她继续闭着眼睛对先祖祷告,对近在咫尺的危险熟视无睹。

        黑雾见鹊渡潇没有丝毫反应,雾气在她的翘首前凝聚成一颗模糊的头颅,不满地说道:“你能不能尊重我一下,我好歹也是无殇门出来的,你能不能有点危机意识!”
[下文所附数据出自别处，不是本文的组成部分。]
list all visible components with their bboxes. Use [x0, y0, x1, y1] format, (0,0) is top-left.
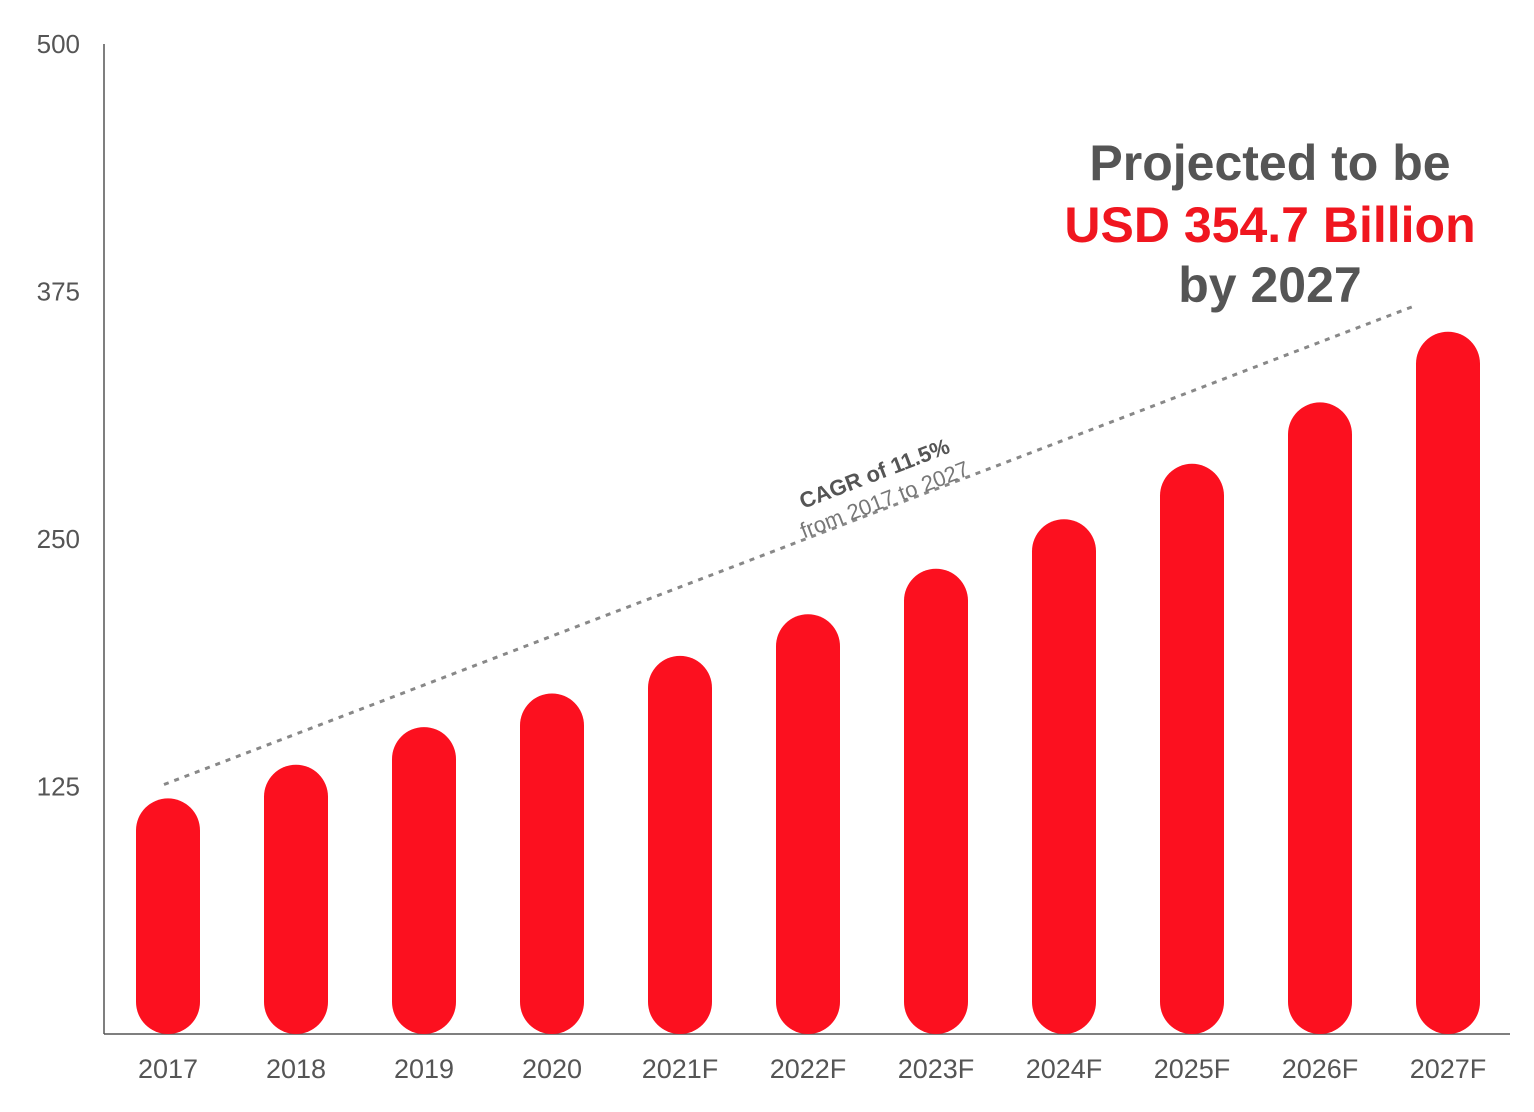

        “今天我是你的雇主,我怕甚?”鹊渡潇撇了撇嘴。

        嘴上说的是冰冷的雇佣关系,心里想的却是二人几百年来的友情。别人害怕她的匕首,鹊渡潇可不怕。

        “你可真是单纯……我今天就要替你死掉的师父给你上一课:在这杀机四伏的魔道,不要相信任何人……”嘶哑的声音中传出来几声调笑。

        黑雾凝出两只干枯的手掌,在鹊渡潇的娇躯上来回揩着油:时而揉搓着弹爽的酥胸、时而捏几把柔软的臀肉。

        “桀桀桀”得渗人笑声从黑雾中隐隐传来,像是猥亵家族后辈的无良老祖。

        连那颗头颅也伸出一条黑色的舌头,舔舐鹊渡潇白皙的脖子,枯燥的嘴唇吮吸着她脖颈的软肉,似乎是想和这位合欢宗最后的妖女做些见不得人的勾当。

        可鹊渡潇只是轻笑了一声,轻描淡写地吐了口甘甜的哈气便将雾气吹散,把漆黑的雾霭雕刻成了一个穿着夜行衣的高佻女子。

        鹊渡潇冷哼一声:“叶新影,别贴我这么近。我看你就是下面痒了,想找个棒子给你疏通疏通筋骨。”